The speakers emphasized the need for a more sophisticated space situational awareness and a complete view of the low Earth orbit and Geosynchronous orbits where our satellites fly.

“That’s why the U.S. Department of Defense has made space situational awareness a top priority and why few areas of DARPA research are as important to the future of U.S. and global security,” said Walker. “In Air Force Space Command, we at DARPA could not ask for a more qualified and enthusiastic partner.”

The telescope received first light in February 2011 and has been contributing to our space situational awareness in a prolific way. In 2015 alone, the SST had 7.2 million asteroid observations and is on track to have 10 million in 2016. SST has discovered 3,600 new asteroids, four comets and 69 near-Earth objects.

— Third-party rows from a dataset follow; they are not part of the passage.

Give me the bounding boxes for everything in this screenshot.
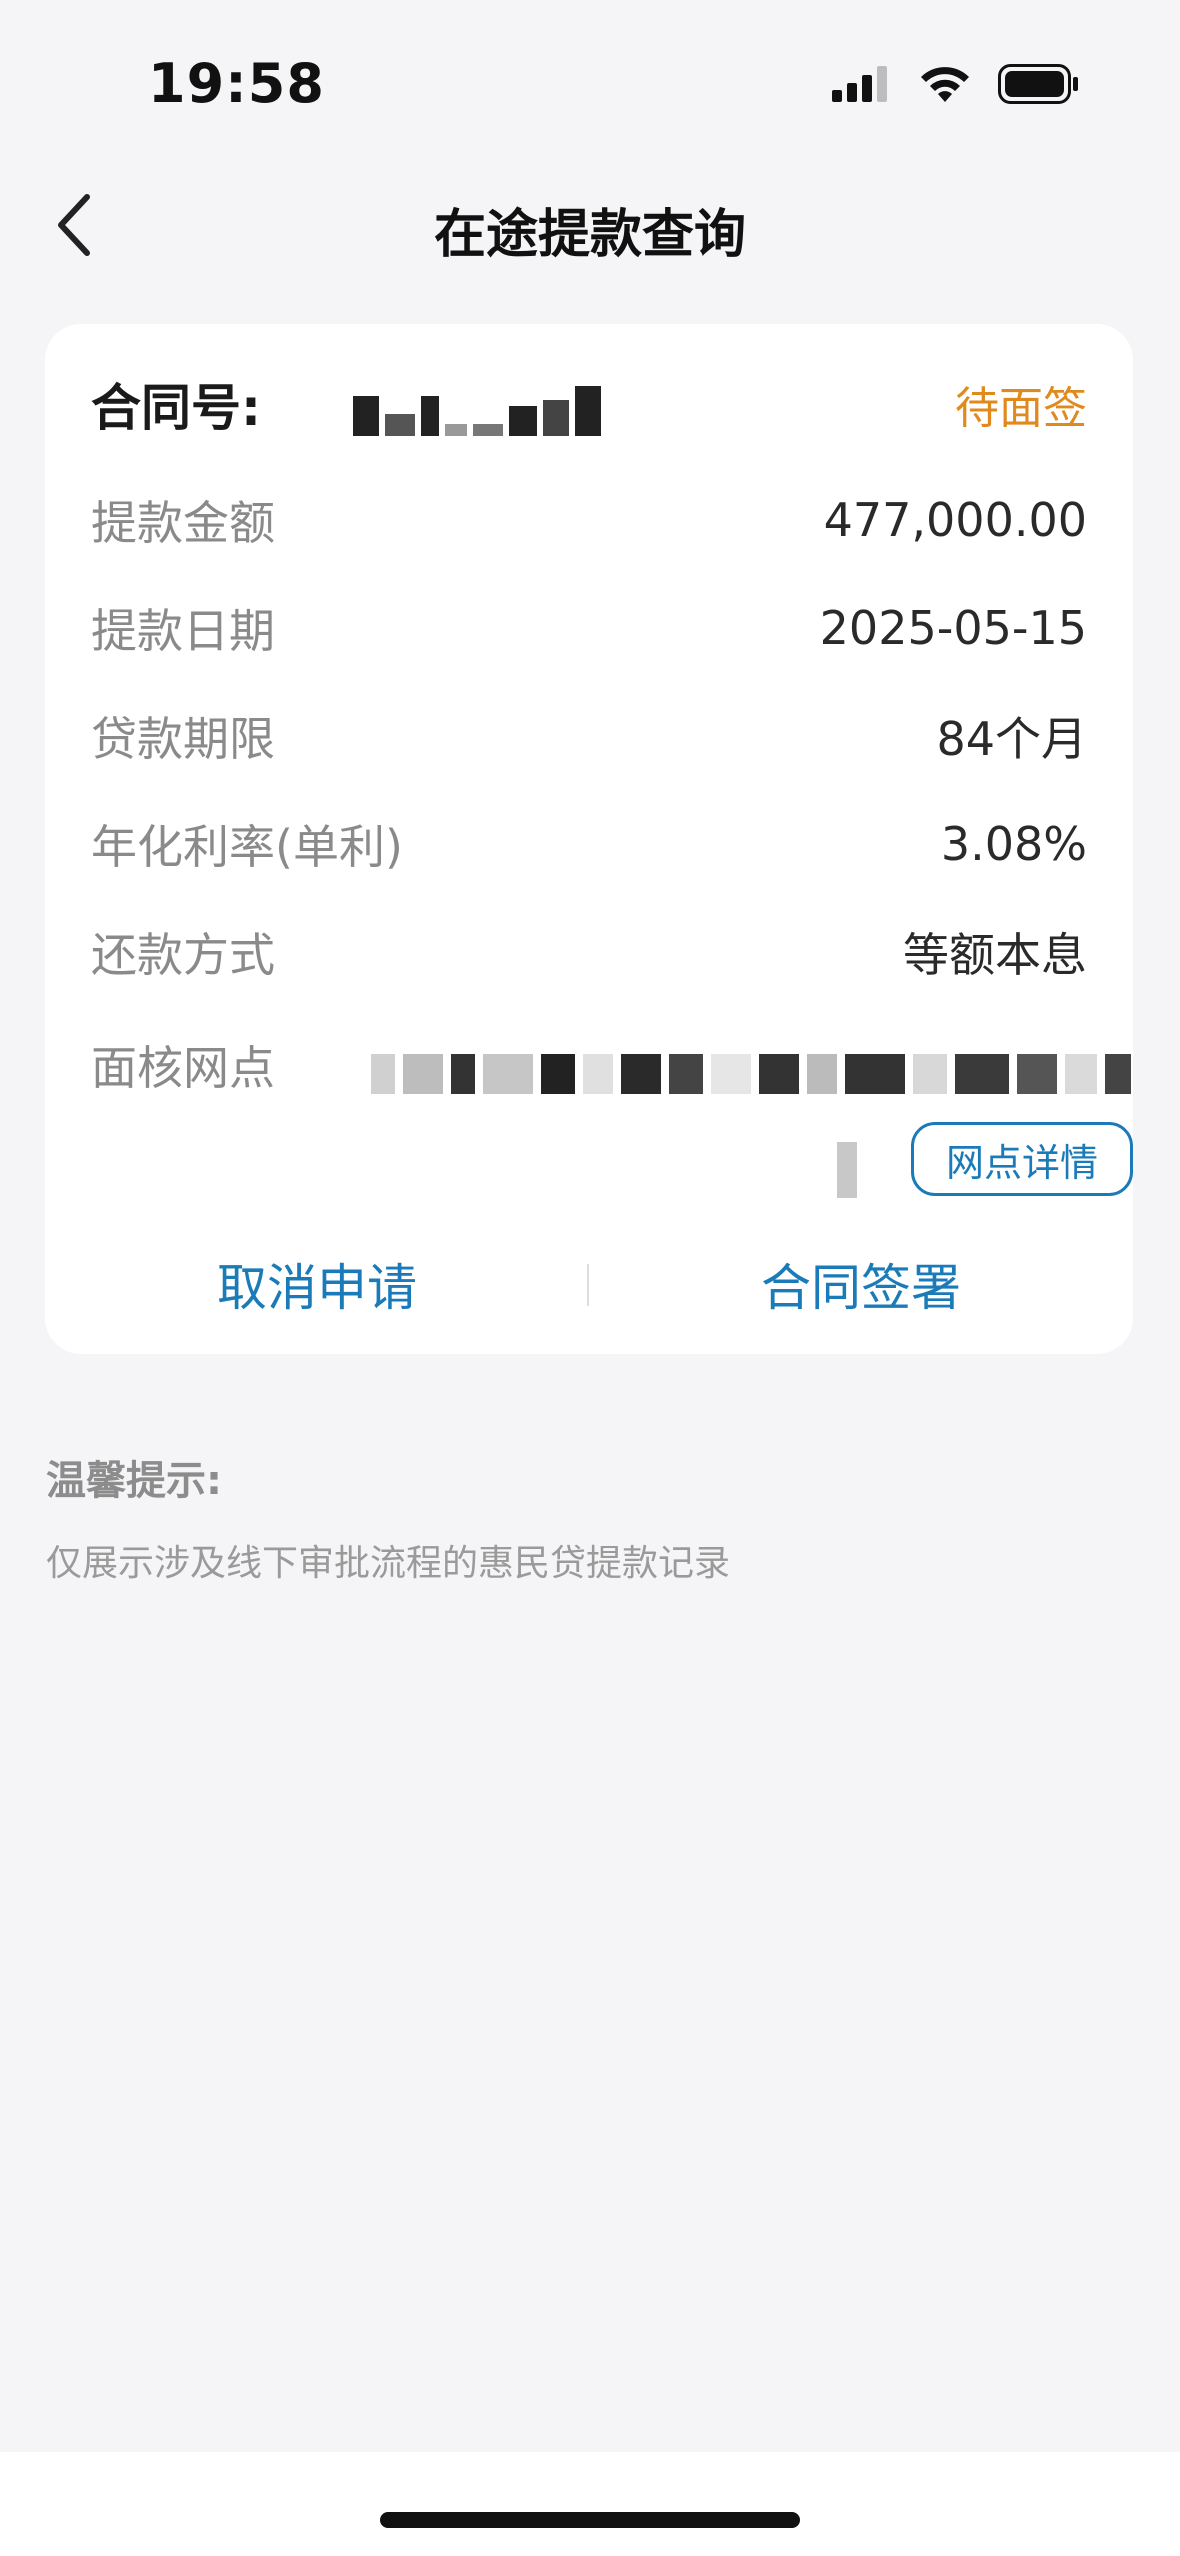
- tips-title: 温馨提示:: [46, 1458, 222, 1504]
- contract-number-redacted: [353, 386, 601, 436]
- wifi-icon: [918, 64, 972, 108]
- detail-label: 提款日期: [91, 604, 275, 658]
- status-bar: 19:58: [0, 0, 1180, 170]
- sign-contract-button[interactable]: 合同签署: [589, 1244, 1133, 1324]
- bottom-safe-area: [0, 2452, 1180, 2556]
- detail-value: 2025-05-15: [819, 601, 1087, 655]
- detail-row-rate: 年化利率(单利) 3.08%: [91, 812, 1087, 876]
- battery-icon: [998, 64, 1080, 108]
- detail-row-repayment: 还款方式 等额本息: [91, 920, 1087, 984]
- branch-label: 面核网点: [91, 1041, 275, 1095]
- branch-detail-button[interactable]: 网点详情: [911, 1122, 1133, 1196]
- cancel-application-button[interactable]: 取消申请: [45, 1244, 589, 1324]
- detail-value: 3.08%: [940, 817, 1087, 871]
- detail-label: 年化利率(单利): [91, 820, 403, 874]
- card-actions: 取消申请 合同签署: [45, 1244, 1133, 1324]
- card-header: 合同号: 待面签: [91, 368, 1087, 448]
- detail-value: 477,000.00: [823, 493, 1087, 547]
- tips-text: 仅展示涉及线下审批流程的惠民贷提款记录: [46, 1543, 731, 1584]
- detail-label: 还款方式: [91, 928, 275, 982]
- detail-row-branch: 面核网点 网点详情: [91, 1024, 1133, 1224]
- detail-value: 84个月: [936, 712, 1087, 766]
- branch-name-redacted: [371, 1044, 1141, 1104]
- detail-row-amount: 提款金额 477,000.00: [91, 488, 1087, 552]
- status-time: 19:58: [148, 52, 325, 115]
- nav-bar: 在途提款查询: [0, 170, 1180, 280]
- detail-label: 贷款期限: [91, 712, 275, 766]
- page-title: 在途提款查询: [433, 205, 746, 265]
- status-icons: [832, 64, 1080, 108]
- detail-value: 等额本息: [903, 928, 1087, 982]
- detail-label: 提款金额: [91, 496, 275, 550]
- drawdown-card: 合同号: 待面签 提款金额 477,000.00 提款日期 2025-05-15…: [45, 324, 1133, 1354]
- branch-name-redacted-2: [837, 1142, 857, 1198]
- detail-row-term: 贷款期限 84个月: [91, 704, 1087, 768]
- detail-row-date: 提款日期 2025-05-15: [91, 596, 1087, 660]
- contract-number-label: 合同号:: [91, 379, 261, 437]
- home-indicator[interactable]: [380, 2512, 800, 2528]
- cellular-signal-icon: [832, 66, 892, 106]
- status-badge: 待面签: [955, 383, 1087, 434]
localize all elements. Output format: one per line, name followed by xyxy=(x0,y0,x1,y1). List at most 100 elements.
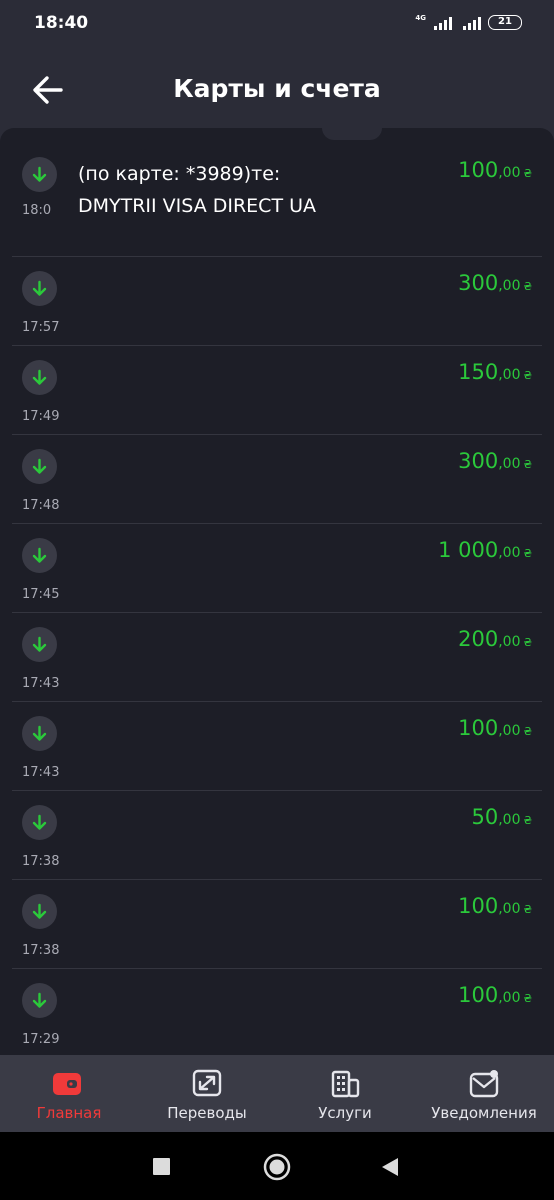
incoming-arrow-icon xyxy=(22,627,57,662)
transaction-time: 17:48 xyxy=(22,498,60,513)
amount-integer: 1 000 xyxy=(438,538,499,562)
transaction-row[interactable]: 17:43 200,00 ₴ xyxy=(0,613,554,702)
battery-icon: 21 xyxy=(488,15,522,30)
nav-label-notifications: Уведомления xyxy=(431,1104,537,1122)
transaction-time: 18:0 xyxy=(22,203,52,218)
transaction-amount: 200,00 ₴ xyxy=(458,627,532,651)
incoming-arrow-icon xyxy=(22,360,57,395)
transaction-time: 17:49 xyxy=(22,409,60,424)
currency-sign: ₴ xyxy=(523,992,532,1005)
incoming-arrow-icon xyxy=(22,449,57,484)
transaction-time: 17:57 xyxy=(22,320,60,335)
incoming-arrow-icon xyxy=(22,271,57,306)
home-button[interactable] xyxy=(263,1153,291,1181)
amount-decimal: ,00 xyxy=(498,990,521,1006)
page-title: Карты и счета xyxy=(173,74,381,103)
transaction-row[interactable]: 17:29 100,00 ₴ xyxy=(0,969,554,1055)
currency-sign: ₴ xyxy=(523,280,532,293)
transaction-amount: 150,00 ₴ xyxy=(458,360,532,384)
currency-sign: ₴ xyxy=(523,725,532,738)
system-navigation-bar xyxy=(0,1132,554,1200)
transaction-amount: 100,00 ₴ xyxy=(458,983,532,1007)
amount-integer: 100 xyxy=(458,716,499,740)
transaction-time: 17:43 xyxy=(22,765,60,780)
nav-label-home: Главная xyxy=(36,1104,102,1122)
amount-decimal: ,00 xyxy=(498,456,521,472)
status-indicators: 4G 21 xyxy=(415,15,522,30)
nav-item-services[interactable]: Услуги xyxy=(276,1055,414,1132)
currency-sign: ₴ xyxy=(523,167,532,180)
amount-decimal: ,00 xyxy=(498,165,521,181)
transaction-time: 17:38 xyxy=(22,943,60,958)
bottom-navigation: Главная Переводы Услуги Уведомления xyxy=(0,1055,554,1132)
transaction-time: 17:38 xyxy=(22,854,60,869)
recent-apps-button[interactable] xyxy=(153,1158,170,1175)
triangle-back-icon xyxy=(382,1158,398,1176)
currency-sign: ₴ xyxy=(523,636,532,649)
amount-integer: 300 xyxy=(458,271,499,295)
notifications-mail-icon xyxy=(469,1070,499,1098)
transaction-row[interactable]: 17:43 100,00 ₴ xyxy=(0,702,554,791)
transaction-time: 17:45 xyxy=(22,587,60,602)
amount-integer: 200 xyxy=(458,627,499,651)
transaction-time: 17:43 xyxy=(22,676,60,691)
nav-item-home[interactable]: Главная xyxy=(0,1055,138,1132)
app-header: Карты и счета xyxy=(0,50,554,130)
incoming-arrow-icon xyxy=(22,157,57,192)
amount-decimal: ,00 xyxy=(498,634,521,650)
transactions-list[interactable]: 18:0 (по карте: *3989)те: DMYTRII VISA D… xyxy=(0,128,554,1055)
currency-sign: ₴ xyxy=(523,814,532,827)
nav-label-services: Услуги xyxy=(318,1104,372,1122)
amount-decimal: ,00 xyxy=(498,901,521,917)
transaction-amount: 300,00 ₴ xyxy=(458,449,532,473)
system-back-button[interactable] xyxy=(381,1157,399,1177)
incoming-arrow-icon xyxy=(22,894,57,929)
nav-item-transfers[interactable]: Переводы xyxy=(138,1055,276,1132)
transaction-description-line2: DMYTRII VISA DIRECT UA xyxy=(78,195,316,217)
amount-integer: 150 xyxy=(458,360,499,384)
status-bar: 18:40 4G 21 xyxy=(0,0,554,50)
currency-sign: ₴ xyxy=(523,903,532,916)
transaction-row[interactable]: 17:49 150,00 ₴ xyxy=(0,346,554,435)
transaction-row[interactable]: 18:0 (по карте: *3989)те: DMYTRII VISA D… xyxy=(0,128,554,257)
currency-sign: ₴ xyxy=(523,458,532,471)
status-time: 18:40 xyxy=(34,13,89,33)
signal-icon-sim2 xyxy=(463,16,481,30)
transaction-description-line1: (по карте: *3989)те: xyxy=(78,163,281,185)
network-type: 4G xyxy=(415,14,426,22)
incoming-arrow-icon xyxy=(22,805,57,840)
transaction-description: (по карте: *3989)те: DMYTRII VISA DIRECT… xyxy=(78,158,368,222)
signal-icon xyxy=(434,16,452,30)
transaction-time: 17:29 xyxy=(22,1032,60,1047)
transaction-row[interactable]: 17:57 300,00 ₴ xyxy=(0,257,554,346)
transaction-row[interactable]: 17:38 50,00 ₴ xyxy=(0,791,554,880)
incoming-arrow-icon xyxy=(22,538,57,573)
square-icon xyxy=(153,1158,170,1175)
amount-integer: 100 xyxy=(458,894,499,918)
transaction-row[interactable]: 17:48 300,00 ₴ xyxy=(0,435,554,524)
amount-decimal: ,00 xyxy=(498,278,521,294)
transaction-amount: 1 000,00 ₴ xyxy=(438,538,532,562)
transaction-amount: 100,00 ₴ xyxy=(458,894,532,918)
amount-integer: 50 xyxy=(471,805,499,829)
transaction-amount: 50,00 ₴ xyxy=(471,805,532,829)
nav-item-notifications[interactable]: Уведомления xyxy=(414,1055,554,1132)
amount-integer: 100 xyxy=(458,158,499,182)
currency-sign: ₴ xyxy=(523,547,532,560)
transaction-amount: 100,00 ₴ xyxy=(458,158,532,182)
incoming-arrow-icon xyxy=(22,983,57,1018)
amount-decimal: ,00 xyxy=(498,812,521,828)
transaction-amount: 100,00 ₴ xyxy=(458,716,532,740)
transfers-icon xyxy=(192,1069,222,1097)
nav-label-transfers: Переводы xyxy=(167,1104,247,1122)
services-building-icon xyxy=(331,1070,360,1098)
app-screen: 18:40 4G 21 Карты и счета 18:0 (по карте… xyxy=(0,0,554,1200)
transaction-row[interactable]: 17:45 1 000,00 ₴ xyxy=(0,524,554,613)
amount-integer: 300 xyxy=(458,449,499,473)
transaction-row[interactable]: 17:38 100,00 ₴ xyxy=(0,880,554,969)
wallet-icon xyxy=(53,1073,81,1095)
amount-decimal: ,00 xyxy=(498,367,521,383)
incoming-arrow-icon xyxy=(22,716,57,751)
circle-home-icon xyxy=(263,1153,291,1181)
amount-integer: 100 xyxy=(458,983,499,1007)
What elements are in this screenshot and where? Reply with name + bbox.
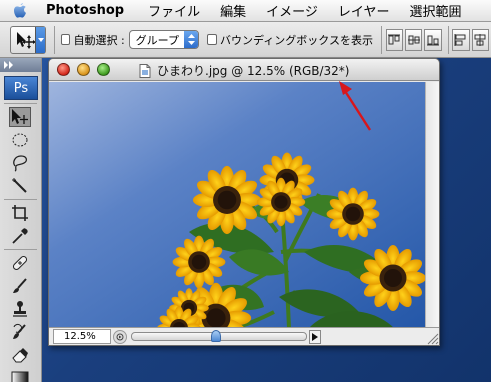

The telescope is able to complete all these observations because of technology advances in several different parts of its design. The camera technology and image analysis software enables much faster discovery and tracking of previously unseen or hard-to-find small space objects. The telescope mount is one of the quickest and most nimble in the world.

“SST gives us the ability to optically search and identify deep space objects from [it’s future] southern hemisphere location,” said Armagno. “Now we can see 10,000 objects at one time. Since the world has changed and the threat has changed, we must remember we are not operating in a benign environment.”

In 2013, the U.S. Secretary of Defense and Australian Minister of Defense agreed to relocate the SST from the White Sands Missile Range in New Mexico to Harold E. Holt Naval Communication Station in Western Australia. The move allows for continued expansion of the Space Surveillance Network into the southern hemisphere.

The Royal Australian Air Force and AFSPC will jointly operate and maintain the telescope from its future home in western Australia.

Australia offers a uniquely beneficial vantage point for SST operations and demonstration of its enhanced algorithms and camera. After the move, SST will be owned by the United States Air Force, but operated and maintained by the Royal Australian Air Force. It will be a dedicated ground-based sensor for GEO-belt situational awareness.

“Australia is fully committed to this partnership and work through any issues to bring space surveillance to both nations,” Pearson said.

SST will enable ground-based, broad-area search, detection, and tracking of faint objects in deep space enabling space mission assurance and asteroid detection. The telescope has been used to collect data on behalf of the Large Synoptic Space Telescope consortium and NASA Orbital Debris Program Office to test its capabilities.

The SST is adjacent to another AFSPC telescope, the Ground-based Electro-Optical Deep Space Surveillance owned and operated by the 21st Space Wing, also in White Sands.